Джозеф продолжал трясти его, осыпая голландскими ругательствами.

– Rotvent! Sodemieter! Ублюдок! Вонючий, мерзкий, проклятый ублюдок!

– Не надо, – кричала Пит, хватая Джозефа за руку и пытаясь оттащить его. – Пожалуйста!

– Посмотри на нее, – гремел Джозеф, указывая на Беттину, которая сейчас съежилась от страха в своем кресле и переводила глаза с одного лица на другое. – Посмотри, что сделало то заведение – что сделал ты!

– Дедушка! – опять закричала Пит. – Позволь ему объяснить. – Она посмотрела огромными молящими глазами на отца. – Ты можешь объяснить все, папа, правда? Расскажи нам.

– Да, Стив, расскажи нам. Расскажи своей дочери, почему она все эти годы жила без матери, потому что ты был так чертовски эгоистичен, чтобы платить за частную клинику, в которой она бы выздоровела.

– Все было не так, – закричал Стив как раненый зверь.

– А как тогда было? Просто послал жену к черту, а сам припрятал состояние в драгоценностях и сидишь ждешь, когда она умрет или исчезнет, чтобы ты мог один насладиться тем, чем не захотел поделиться? Как это было, ты, ублюдок?

Стив тихо ответил:

– Это был ад. Это по-прежнему ад.

– По-прежнему? Ты хочешь сказать, что она все еще у тебя? Где она? Где, черт побери, эта вещь? – Он опять схватил Стива за лацканы пиджака, но Стив с такой силой отбросил его руки, что Джозеф растянулся на полу.

– Остановитесь! – закричала Беттина, погружаясь еще глубже в кресло и закрывая голову руками, словно прячась от их гнева. – Пьетра, заставь их остановиться.

Пит бросилась к матери, склонилась над ней, как бы защищая от всего.

– Все хорошо, мама, все хорошо. – Она повернулась к двум мужчинам. – Посмотрите, что вы с ней сделали. Прекратите, оба. Немедленно!

Наступила полная тишина, в которой слышалось лишь прерывистое дыхание Джозефа, всхлипывания Беттины и заключительные аккорды первой симфонии Малера.

Стив смотрел на жену, тестя, дочь.

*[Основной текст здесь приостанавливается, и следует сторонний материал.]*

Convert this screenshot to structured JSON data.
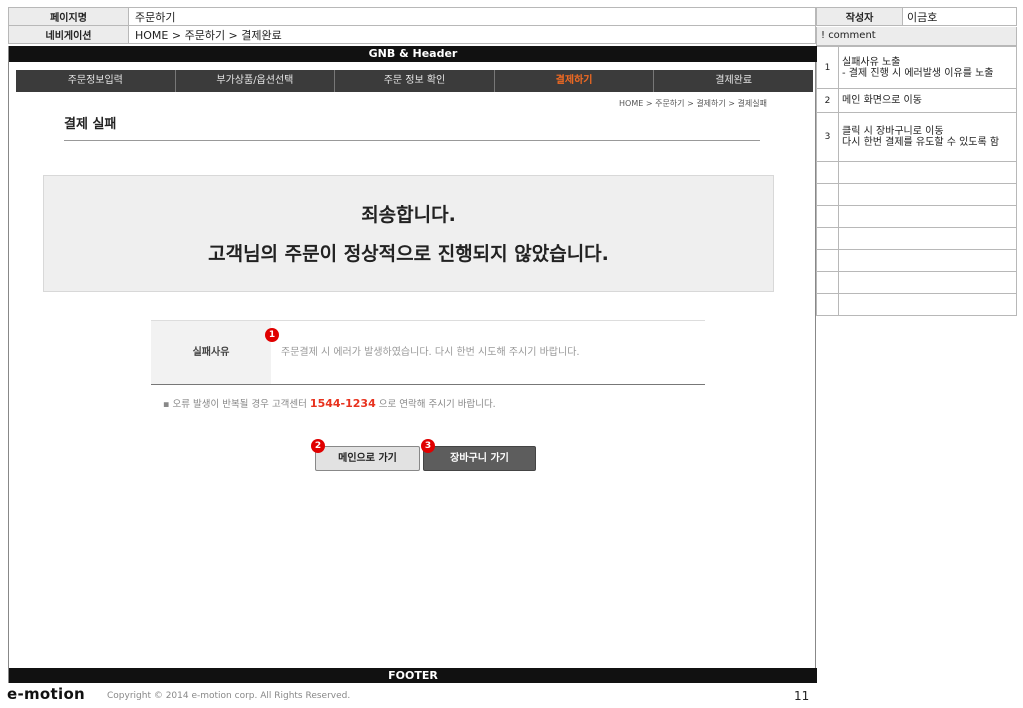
{
  "meta": {
    "page_name_label": "페이지명",
    "page_name_value": "주문하기",
    "nav_label": "네비게이션",
    "nav_value": "HOME > 주문하기 > 결제완료",
    "author_label": "작성자",
    "author_value": "이금호"
  },
  "comment": {
    "header": "! comment",
    "rows": [
      {
        "num": "1",
        "text": "실패사유 노출\n- 결제 진행 시 에러발생 이유를 노출"
      },
      {
        "num": "2",
        "text": "메인 화면으로 이동"
      },
      {
        "num": "3",
        "text": "클릭 시 장바구니로 이동\n다시 한번 결제를 유도할 수 있도록 함"
      },
      {
        "num": "",
        "text": ""
      },
      {
        "num": "",
        "text": ""
      },
      {
        "num": "",
        "text": ""
      },
      {
        "num": "",
        "text": ""
      },
      {
        "num": "",
        "text": ""
      },
      {
        "num": "",
        "text": ""
      },
      {
        "num": "",
        "text": ""
      }
    ]
  },
  "gnb": {
    "label": "GNB & Header"
  },
  "steps": [
    {
      "label": "주문정보입력",
      "active": false
    },
    {
      "label": "부가상품/옵션선택",
      "active": false
    },
    {
      "label": "주문 정보 확인",
      "active": false
    },
    {
      "label": "결제하기",
      "active": true
    },
    {
      "label": "결제완료",
      "active": false
    }
  ],
  "breadcrumb": "HOME >  주문하기 > 결제하기 > 결제실패",
  "page_title": "결제 실패",
  "fail_message": {
    "line1": "죄송합니다.",
    "line2": "고객님의 주문이 정상적으로 진행되지 않았습니다."
  },
  "reason": {
    "label": "실패사유",
    "value": "주문결제 시 에러가 발생하였습니다. 다시 한번 시도해 주시기 바랍니다."
  },
  "note": {
    "prefix": "▪ 오류 발생이 반복될 경우 고객센터 ",
    "phone": "1544-1234",
    "suffix": " 으로 연락해 주시기 바랍니다."
  },
  "buttons": {
    "main": "메인으로 가기",
    "cart": "장바구니 가기"
  },
  "badges": [
    "1",
    "2",
    "3"
  ],
  "footer": {
    "bar_label": "FOOTER",
    "brand": "e-motion",
    "copyright": "Copyright © 2014 e-motion corp. All Rights Reserved.",
    "page_number": "11"
  },
  "colors": {
    "accent": "#f16a22",
    "phone": "#e8321e",
    "badge": "#e00000"
  }
}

Все тело его обмякло. Что он мог рассказать им? Как мог он объяснить им то, чего не понимал сам – что у него целое состояние в драгоценностях, которое он не в силах продать, и что у него нет выдержки, чтобы отыскать свое потерянное наследство? Вина, гнев, стыд, возмущение, крушение надежды, смущение – все это выплеснулось наружу, вызывая волну ярости и ненависти в нем к себе и остальным.

Они все смотрели на него в ожидании, надеясь на объяснение, которого у него нет. Вдруг он почувствовал, что не может дышать в этой комнате. Он больше не мог оставаться в ней. Ему надо отсюда выбраться. Он схватил пальто и бросился из квартиры.

– Стефано, – захныкала Беттина, когда за ним с грохотом захлопнулась дверь. – Папа! Куда он ушел, папа?

– Надеюсь, к черту. Не волнуйся, Тина, мы позаботимся о тебе. Он нам больше не нужен.

Но она, казалось, его не слышала.

– Стефано, – всхлипывала она. – Пьетра, папа. – С каждым именем ее голос подымался. – Пьетра, мое дитя. Где мой ребенок? Дайте мне моего ребенка. Дайте мне моего ребенка! – Это был первобытный вопль, причитание, вой волка. Пит захотелось закрыть уши руками и зарыться головой в диванные подушки. Но вместо этого она строго сказала деду достать лекарство для Беттины, схватила руки бьющейся в истерике матери и повторяла ей вновь и вновь:

– Я здесь, мама. Это Пьетра. Я здесь. Все хорошо. Я твой ребенок, мама. Со мной все в порядке.

Прошел час, прежде чем Беттина заснула в кровати, успокоенная большой дозой транквилизатора. Пит обозревала кучу оберточной бумаги на ковре, тыквенный пирог, сгоревший в невыключенной плите. Русалка лежала на полу среди лент, куда она упала из рук Беттины. Пит опустилась на колени, чтобы поднять ее, нежно держа в руках, она поглаживала драгоценную головку существа.

Здесь, на коленях, она обозревала руины их «прекрасного» Рождества.